When Gilead strode in, 462 was waiting for him in a high-backed chair. Gilead marched into the centre of the room and stood there straight-backed with his hat under his arm. The Edenite captain looked ill at ease in the control room, with its ribbed, organic walls, slimy control panels and lack of cruise control.

Ah, humans, thought 462. So foolish, and so weak. They clambered over one another for the chance to make allies of the Ghasts, to curry favour with the beings destined to destroy them. He looked at the newcomer and saw pride, cunning and an ambition that nearly matched his own. This particular human, this Gilead, had his uses.

‘You have not captured them,’ said 462.

‘No.’

‘I am disappointed. Saddened, even. It is regrettable that you were deceived.’

‘They used a convincing disguise,’ the human said.

‘Convincing. I have my doubts.’ 462 reached down to a box beside his chair and lifted out a very large cauliflower. A crude, smiling face had been drawn on the front of it with a marker pen: two wide, vacantly happy eyes and a broad grin. The face stared at Gilead with banal happiness as 462 held it up. ‘You will forgive me, but I do not believe humans are often green?’

‘No,’ Gilead said.

‘No? You are a fool!’ 462 sprang from his chair. ‘Were we not allies I would have you shot! Your stupidity is intolerable! If you were under my command I would – I would –
ngh
!’

Choked with fury, he pulled off one of his gloves and belted one of his adjutants across the face with it.

‘Ow!’ said the adjutant.

He turned to it. ‘Is there a problem, adjutant?’

‘Yes, there is! You just hit me in the face with a glove!’

462 felt that the world was imploding around him.

‘Smith is at large. We have scanned the vicinity and have not been able to locate his ship.
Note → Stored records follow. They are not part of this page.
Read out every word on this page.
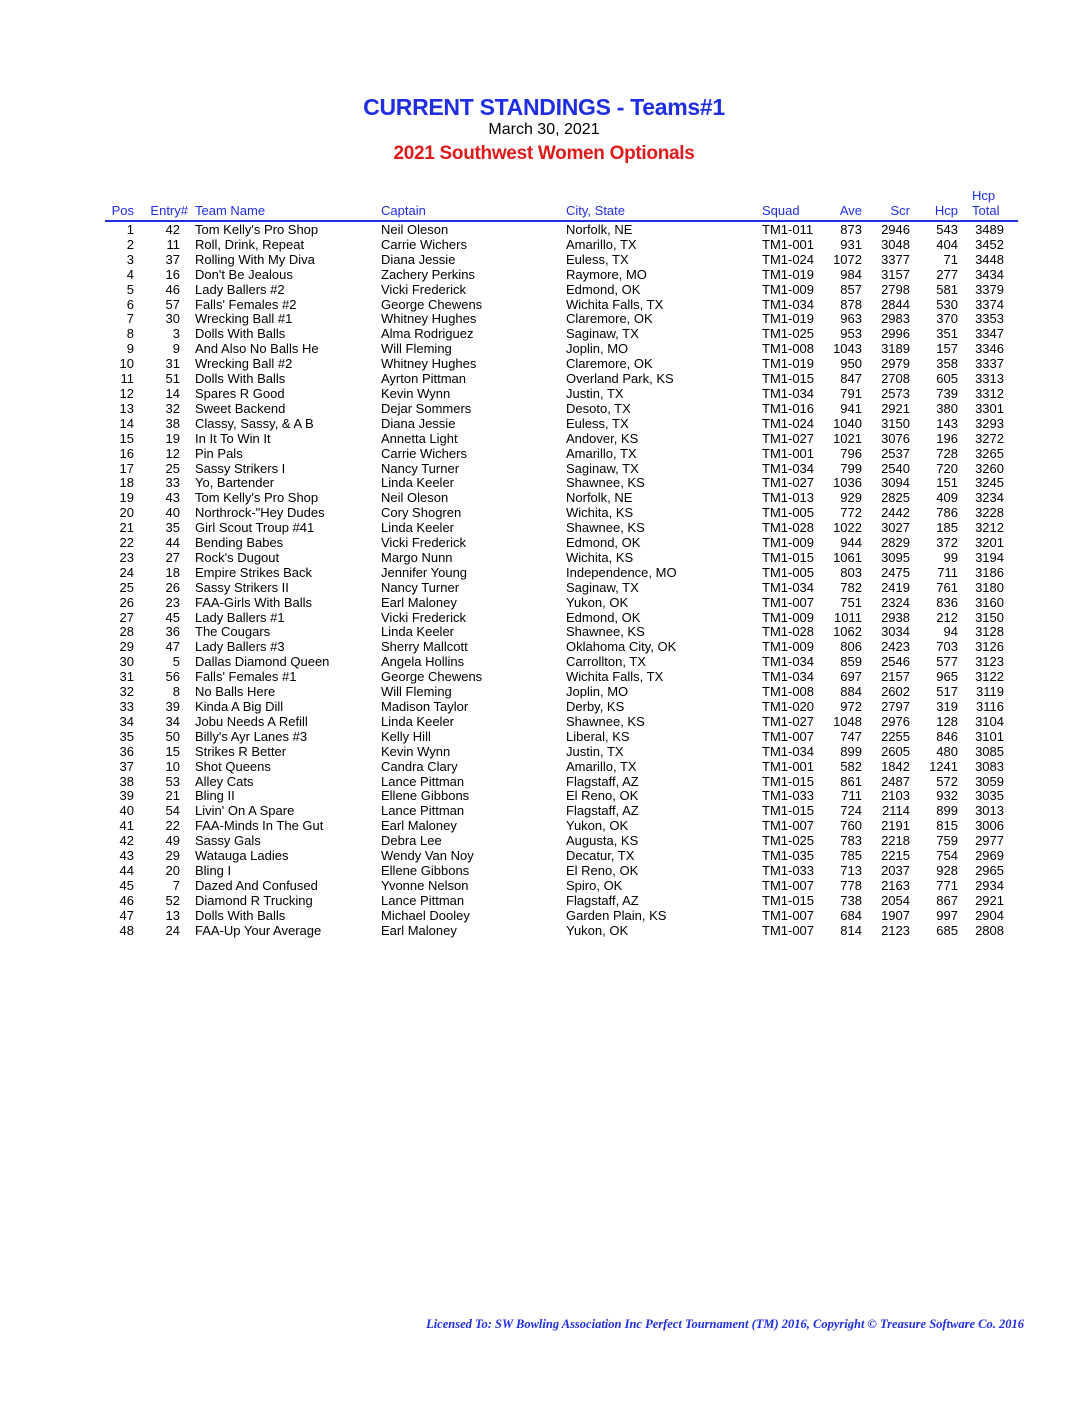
CURRENT STANDINGS - Teams#1
March 30, 2021
2021 Southwest Women Optionals
Pos	Entry# Team Name	Captain	City, State	Squad	Ave	Scr	Hcp
Hcp
Total
1	42 Tom Kelly's Pro Shop	Neil Oleson	Norfolk, NE	TM1-011	873	2946	543	3489
2	11 Roll, Drink, Repeat	Carrie Wichers	Amarillo, TX	TM1-001	931	3048	404	3452
3	37 Rolling With My Diva	Diana Jessie	Euless, TX	TM1-024	1072	3377	71	3448
4	16 Don't Be Jealous	Zachery Perkins	Raymore, MO	TM1-019	984	3157	277	3434
5	46 Lady Ballers #2	Vicki Frederick	Edmond, OK	TM1-009	857	2798	581	3379
6	57 Falls' Females #2	George Chewens	Wichita Falls, TX	TM1-034	878	2844	530	3374
7	30 Wrecking Ball #1	Whitney Hughes	Claremore, OK	TM1-019	963	2983	370	3353
8	3 Dolls With Balls	Alma Rodriguez	Saginaw, TX	TM1-025	953	2996	351	3347
9	9 And Also No Balls He	Will Fleming	Joplin, MO	TM1-008	1043	3189	157	3346
10	31 Wrecking Ball #2	Whitney Hughes	Claremore, OK	TM1-019	950	2979	358	3337
11	51 Dolls With Balls	Ayrton Pittman	Overland Park, KS	TM1-015	847	2708	605	3313
12	14 Spares R Good	Kevin Wynn	Justin, TX	TM1-034	791	2573	739	3312
13	32 Sweet Backend	Dejar Sommers	Desoto, TX	TM1-016	941	2921	380	3301
14	38 Classy, Sassy, & A B	Diana Jessie	Euless, TX	TM1-024	1040	3150	143	3293
15	19 In It To Win It	Annetta Light	Andover, KS	TM1-027	1021	3076	196	3272
16	12 Pin Pals	Carrie Wichers	Amarillo, TX	TM1-001	796	2537	728	3265
17	25 Sassy Strikers I	Nancy Turner	Saginaw, TX	TM1-034	799	2540	720	3260
18	33 Yo, Bartender	Linda Keeler	Shawnee, KS	TM1-027	1036	3094	151	3245
19	43 Tom Kelly's Pro Shop	Neil Oleson	Norfolk, NE	TM1-013	929	2825	409	3234
20	40 Northrock-"Hey Dudes	Cory Shogren	Wichita, KS	TM1-005	772	2442	786	3228
21	35 Girl Scout Troup #41	Linda Keeler	Shawnee, KS	TM1-028	1022	3027	185	3212
22	44 Bending Babes	Vicki Frederick	Edmond, OK	TM1-009	944	2829	372	3201
23	27 Rock's Dugout	Margo Nunn	Wichita, KS	TM1-015	1061	3095	99	3194
24	18 Empire Strikes Back	Jennifer Young	Independence, MO	TM1-005	803	2475	711	3186
25	26 Sassy Strikers II	Nancy Turner	Saginaw, TX	TM1-034	782	2419	761	3180
26	23 FAA-Girls With Balls	Earl Maloney	Yukon, OK	TM1-007	751	2324	836	3160
27	45 Lady Ballers #1	Vicki Frederick	Edmond, OK	TM1-009	1011	2938	212	3150
28	36 The Cougars	Linda Keeler	Shawnee, KS	TM1-028	1062	3034	94	3128
29	47 Lady Ballers #3	Sherry Mallcott	Oklahoma City, OK	TM1-009	806	2423	703	3126
30	5 Dallas Diamond Queen	Angela Hollins	Carrollton, TX	TM1-034	859	2546	577	3123
31	56 Falls' Females #1	George Chewens	Wichita Falls, TX	TM1-034	697	2157	965	3122
32	8 No Balls Here	Will Fleming	Joplin, MO	TM1-008	884	2602	517	3119
33	39 Kinda A Big Dill	Madison Taylor	Derby, KS	TM1-020	972	2797	319	3116
34	34 Jobu Needs A Refill	Linda Keeler	Shawnee, KS	TM1-027	1048	2976	128	3104
35	50 Billy's Ayr Lanes #3	Kelly Hill	Liberal, KS	TM1-007	747	2255	846	3101
36	15 Strikes R Better	Kevin Wynn	Justin, TX	TM1-034	899	2605	480	3085
37	10 Shot Queens	Candra Clary	Amarillo, TX	TM1-001	582	1842	1241	3083
38	53 Alley Cats	Lance Pittman	Flagstaff, AZ	TM1-015	861	2487	572	3059
39	21 Bling II	Ellene Gibbons	El Reno, OK	TM1-033	711	2103	932	3035
40	54 Livin' On A Spare	Lance Pittman	Flagstaff, AZ	TM1-015	724	2114	899	3013
41	22 FAA-Minds In The Gut	Earl Maloney	Yukon, OK	TM1-007	760	2191	815	3006
42	49 Sassy Gals	Debra Lee	Augusta, KS	TM1-025	783	2218	759	2977
43	29 Watauga Ladies	Wendy Van Noy	Decatur, TX	TM1-035	785	2215	754	2969
44	20 Bling I	Ellene Gibbons	El Reno, OK	TM1-033	713	2037	928	2965
45	7 Dazed And Confused	Yvonne Nelson	Spiro, OK	TM1-007	778	2163	771	2934
46	52 Diamond R Trucking	Lance Pittman	Flagstaff, AZ	TM1-015	738	2054	867	2921
47	13 Dolls With Balls	Michael Dooley	Garden Plain, KS	TM1-007	684	1907	997	2904
48	24 FAA-Up Your Average	Earl Maloney	Yukon, OK	TM1-007	814	2123	685	2808
Licensed To: SW Bowling Association Inc Perfect Tournament (TM) 2016, Copyright © Treasure Software Co. 2016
No doubt the puny humans have been using the opposite side of this pointless world as cover. Now, watch.’

His skinny arm reached out and thumbed a knob on one of his chair’s four armrests. An orifice opened in the wall beside Gilead, and with a squelching sound a screen slid out. Images appeared on the screen: planets. It was a map of the system, with Paradis in the centre and the sun at the edge.
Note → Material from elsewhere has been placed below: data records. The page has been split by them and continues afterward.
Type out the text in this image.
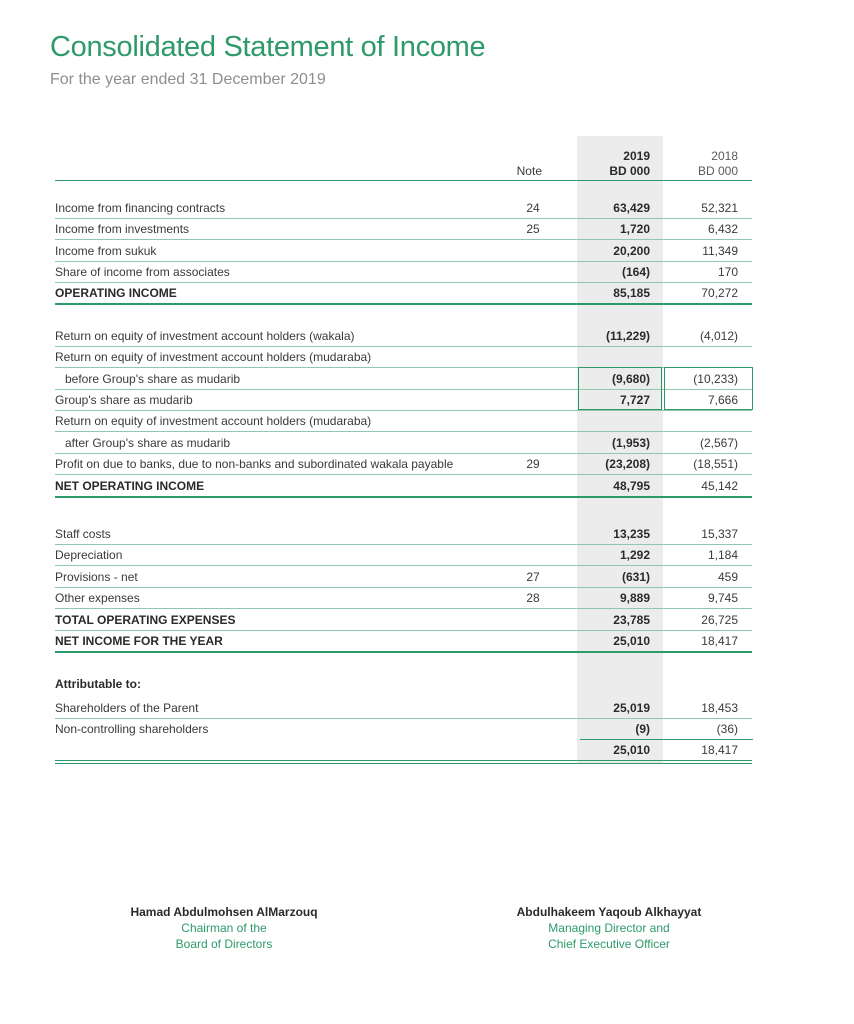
Consolidated Statement of Income
For the year ended 31 December 2019
Note
2019
BD 000
2018
BD 000
Income from financing contracts	24	63,429	52,321
Income from investments	25	1,720	6,432
Income from sukuk	20,200	11,349
Share of income from associates	(164)	170
OPERATING INCOME	85,185	70,272
Return on equity of investment account holders (wakala)	(11,229)	(4,012)
Return on equity of investment account holders (mudaraba)
before Group's share as mudarib	(9,680)	(10,233)
Group's share as mudarib	7,727	7,666
Return on equity of investment account holders (mudaraba)
after Group's share as mudarib	(1,953)	(2,567)
Profit on due to banks, due to non-banks and subordinated wakala payable	29	(23,208)	(18,551)
NET OPERATING INCOME	48,795	45,142
Staff costs	13,235	15,337
Depreciation	1,292	1,184
Provisions - net	27	(631)	459
Other expenses	28	9,889	9,745
TOTAL OPERATING EXPENSES	23,785	26,725
NET INCOME FOR THE YEAR	25,010	18,417
Attributable to:
Shareholders of the Parent	25,019	18,453
Non-controlling shareholders	(9)	(36)
25,010	18,417
Hamad Abdulmohsen AlMarzouq
Chairman of the
Board of Directors
Abdulhakeem Yaqoub Alkhayyat
Managing Director and
Chief Executive Officer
‘This is the world from which Smith has escaped,’ the Ghast explained. ‘His craft appears to be a Sheffield class ship, with a damaged supralight tacheon shunt drive and, it seems, working thrusters. Assuming that he has travelled at full sublight speed, here is the maximum radius of distance that he could have reached by now.’

A sphere appeared in the centre of the map, centred around Paradis.

462 barked, ‘So, we must calculate where he will be. He is somewhere within this sphere, obviously. But where? If you were Isambard Smith, what would you do?’

‘Request a refund.’ Gilead rubbed his chin, staring at the map. It glistened.